The PAIGC army, "glowing with its victory over the Portuguese forces, feels invested with the power to legitimize political leaders."
This situation "will unfortunately be replicated in all political parties that will emerge from internal crises" within this formation, says the author.
Amical Cabral, founder of the PAIGC and leader of the liberation war, is one of the many victims of this organization's violence.
He was killed in Conakry in December 1972 by the head of the PAIGC Navy, Inocencio Kany, whom he had denounced as a negative example in the future management of the country, after accusing him of stealing and selling an engine.
Drug trafficking "is eating away at structures and institutions," the author writes.
The multi-party system introduced in the 1990s did not put an end to this violence.
THE MFDC AT THE HEART OF THE CONFLICTS
This violence reached a peak on June 7, 1998, the beginning of the political-military conflict stemming from a controversy between political and military leaders.
The arms trafficking between Guinean officials and the MFDC will be the trigger.
It will lead to an 11-month civil war.
The Senegalese army intervened in this conflict to support President Joao Bernardo Vieira, known as Nino, against the mutineers led by the army chief, Ansoumane Mané, who were supported by the MFDC rebels, who were hostile to Dakar.
The author recounts the mediation he conducted, alongside that of international organizations.

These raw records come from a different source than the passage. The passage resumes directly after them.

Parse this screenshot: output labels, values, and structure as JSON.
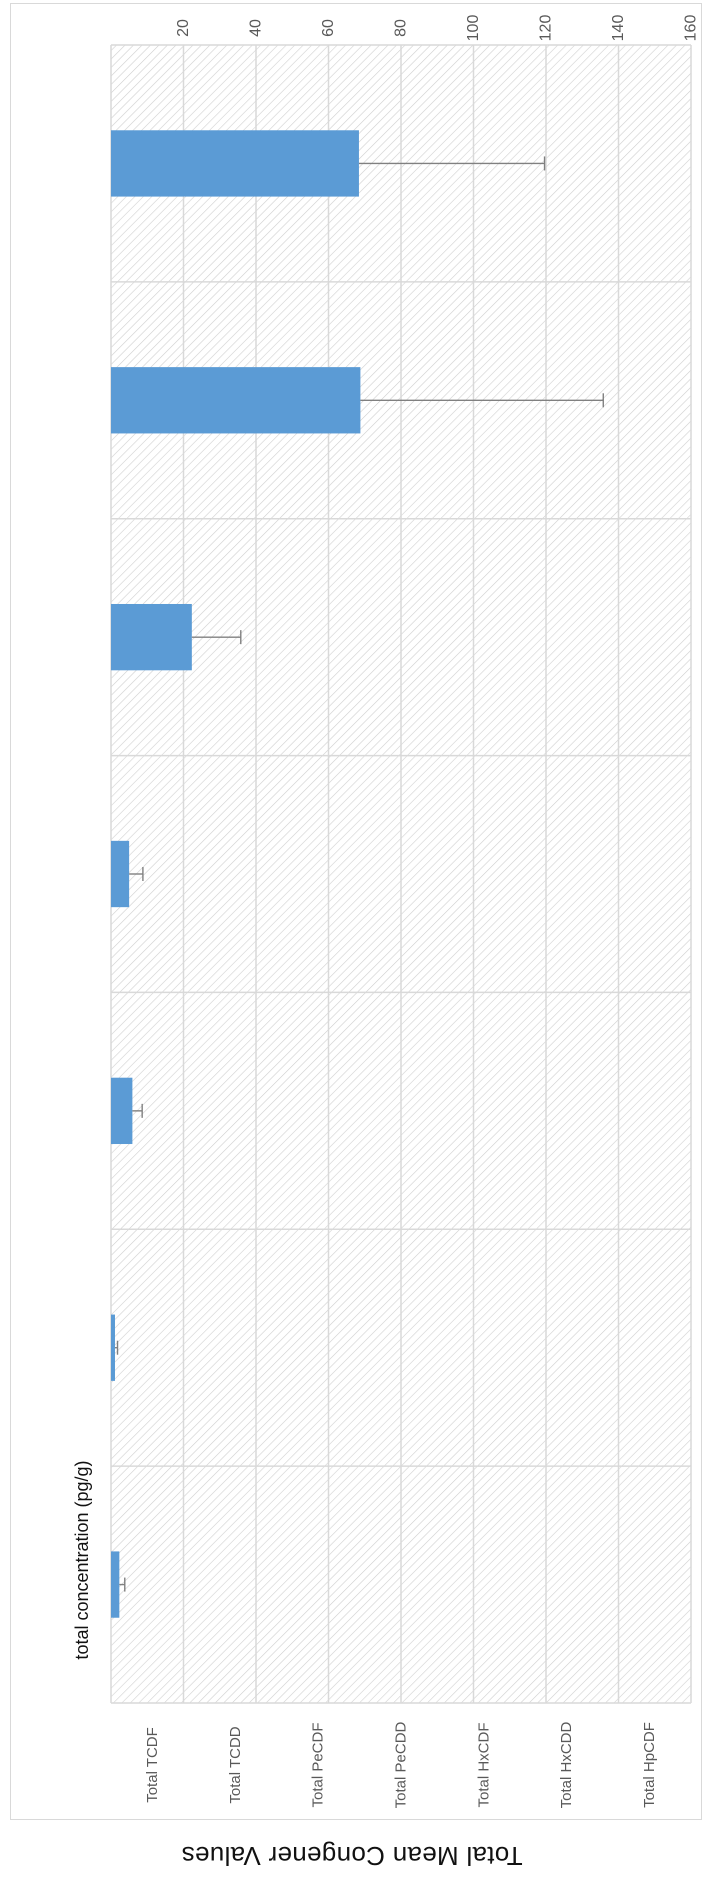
{
  "chart_data": {
    "type": "bar",
    "title": "Total Mean Congener Values",
    "ylabel": "total concentration (pg/g)",
    "categories": [
      "Total TCDF",
      "Total TCDD",
      "Total PeCDF",
      "Total PeCDD",
      "Total HxCDF",
      "Total HxCDD",
      "Total HpCDF"
    ],
    "values": [
      2.3,
      1.1,
      5.9,
      5.0,
      22.3,
      68.8,
      68.4
    ],
    "error_upper": [
      3.8,
      1.8,
      8.6,
      8.8,
      35.8,
      135.8,
      119.6
    ],
    "ylim": [
      0,
      160
    ],
    "yticks": [
      20,
      40,
      60,
      80,
      100,
      120,
      140,
      160
    ],
    "grid": true,
    "bar_color": "#5b9bd5",
    "orientation": "rotated 90 degrees clockwise"
  }
}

It will be between Bissau, Dakar, Lomé and Banjul, between on the one hand Messrs Vieira and Mané and on the other hand between the latter and the Senegalese side under the leadership of the Minister of the Interior, Lamine Cissé, sent by President Abdou Diouf.
Mediation enabled an orderly withdrawal of Senegalese troops.
But after the departure of Senegalese and Guinean soldiers from Conakry, Ansoumane Mané disregarded the agreements of the organization of West African states ECOWAS and ousted President Vieira from power in May 1999.
For the author, the involvement of the MFDC in Guinean political crises represents one of the most important threats to the national security of Guinea-Bissau, "a danger to the existence" of its state, while "the rebellion is a marginal problem for Dakar".
A PACT FOR STABILITY
Faced with these problems, he calls for a national conference with a view to "a national stability pact".
He invites his compatriots to seize this opportunity to open a debate on a failed system that has become an existential threat to the country.
This book, published on the eve of the presidential and legislative elections of November 23, in which the historic Paigc party is not participating for the first time, excluded by the courts due to its late candidacy, is full of lessons about the demons that are ravaging Guinea-Bissau.
The history of this country bordering Senegal is curiously almost absent from Senegalese school curricula, even though Guinea-Bissau has influenced many socio-political and cultural formations in Senegal.
Senegalese politicians should read this book to better understand the realities in this neighbouring country, take them into account in their political integration projects and above all silence the guns permanently in Casamance, which has been a rear base of the PAIGC.
The author describes the MFDC problem as "marginal" for Dakar, a debatable idea.
He is not interested in two essential questions for us: how Portuguese colonization laid the seeds of this endemic violence in Guinea-Bissau and why Cape Verde, a country that experienced the same Portuguese colonial adventure, escaped it and is today a democratic model in Africa.
* Reading note
Idriça Djalo
Guinea-Bissau
A vision for the refounding of the State
Elma Editions, October 2025
Commentaires (1)
Excellente analyse critique! La presentation du livre au Senegal doit faire partie de la strategie de communication de l'auteur et des editeurs.